Objective reality in our culture has become a corporate performance of make-believe, and the disassociation and confusion this causes in our private lives often triggers uncontrollable tragi-comic effects in Farrant’s characters - a vacuous lethargy and/or a destructive violence they act out in a context of the most excruciatingly bright banalities imaginable.
Satiric and philosophical in approach, indelibly marked by wit, humor, irony, playfulness, a blend of parody and science fiction, irreverent analysis and comic existentialism, these stories celebrate the literary imagination as an antidote to the stranglehold the popular media now has on the public’s imagination. Yet as in all such relentlessly absurdist dystopian social parodies, there resides behind each of these brief entertainments a stifled scream for help, a trapped yearning for the awe and wonder of what we have become estranged from, an arrested lust for meaning.
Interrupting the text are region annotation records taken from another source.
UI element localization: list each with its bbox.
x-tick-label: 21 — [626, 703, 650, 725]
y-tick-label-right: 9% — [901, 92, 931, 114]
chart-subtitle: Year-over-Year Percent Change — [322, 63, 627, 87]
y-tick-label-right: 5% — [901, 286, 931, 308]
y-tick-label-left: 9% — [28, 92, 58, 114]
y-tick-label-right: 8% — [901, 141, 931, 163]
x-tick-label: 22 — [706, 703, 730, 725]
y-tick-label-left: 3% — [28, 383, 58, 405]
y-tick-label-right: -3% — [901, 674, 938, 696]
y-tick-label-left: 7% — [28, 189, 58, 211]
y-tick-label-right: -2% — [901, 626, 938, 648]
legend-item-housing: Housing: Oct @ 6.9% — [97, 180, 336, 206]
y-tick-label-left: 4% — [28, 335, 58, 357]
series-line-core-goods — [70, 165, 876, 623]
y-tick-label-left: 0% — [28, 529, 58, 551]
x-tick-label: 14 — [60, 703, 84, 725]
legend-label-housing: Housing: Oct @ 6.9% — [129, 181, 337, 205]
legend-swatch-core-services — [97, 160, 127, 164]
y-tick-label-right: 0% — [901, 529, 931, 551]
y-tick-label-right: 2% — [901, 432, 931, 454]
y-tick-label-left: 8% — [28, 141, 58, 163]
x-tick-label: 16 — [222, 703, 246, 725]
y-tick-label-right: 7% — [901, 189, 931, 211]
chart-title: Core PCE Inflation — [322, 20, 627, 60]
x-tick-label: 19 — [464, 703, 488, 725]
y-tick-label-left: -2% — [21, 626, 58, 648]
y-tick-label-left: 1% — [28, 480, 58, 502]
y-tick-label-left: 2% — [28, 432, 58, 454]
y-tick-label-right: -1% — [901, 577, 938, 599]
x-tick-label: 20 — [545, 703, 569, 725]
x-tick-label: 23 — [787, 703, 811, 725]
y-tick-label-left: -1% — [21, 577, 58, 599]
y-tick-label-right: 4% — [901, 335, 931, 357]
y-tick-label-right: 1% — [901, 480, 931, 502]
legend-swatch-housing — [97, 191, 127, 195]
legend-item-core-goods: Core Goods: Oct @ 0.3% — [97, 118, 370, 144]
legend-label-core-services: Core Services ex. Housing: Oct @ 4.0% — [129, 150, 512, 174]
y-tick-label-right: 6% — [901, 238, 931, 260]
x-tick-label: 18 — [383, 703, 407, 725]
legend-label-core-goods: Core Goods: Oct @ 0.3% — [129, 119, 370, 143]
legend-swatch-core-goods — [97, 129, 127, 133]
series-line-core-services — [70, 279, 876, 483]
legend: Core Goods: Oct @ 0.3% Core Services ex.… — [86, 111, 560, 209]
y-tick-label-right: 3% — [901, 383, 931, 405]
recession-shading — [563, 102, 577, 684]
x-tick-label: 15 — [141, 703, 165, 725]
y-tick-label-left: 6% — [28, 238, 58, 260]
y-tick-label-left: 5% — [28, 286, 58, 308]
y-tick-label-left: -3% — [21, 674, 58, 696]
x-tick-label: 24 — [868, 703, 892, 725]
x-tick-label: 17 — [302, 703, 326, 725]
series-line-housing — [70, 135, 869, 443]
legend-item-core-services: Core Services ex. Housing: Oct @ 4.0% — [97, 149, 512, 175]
Unsparing in her critique of the branded New Age syncretism our global culture has substituted for authentic human emotion and particular belief, these hilariously off-side stories navigate Farrant’s exploration of the relation of fiction to the evolving construction of reality in our media and information age.
Editor reviews
Explaining a sneakily unforgiving world through dry, satirical, lyrical, and pointed observations, this collection of character portraits showcases the short fiction of Canadian storyteller M. A. C. Farrant. The (Toronto) Globe & Mail lauded Farrant as, "...better at startling us with unnerving, often misanthropic, visions of everyday life than perhaps any other Canadian writer." Veteran performer Karen O’Bryant brings to life the singular humanity of the many characters, conjuring smiles with a narration that enhances the interplay of the author’s word choices and defines shifting perspectives of little hope but much humor.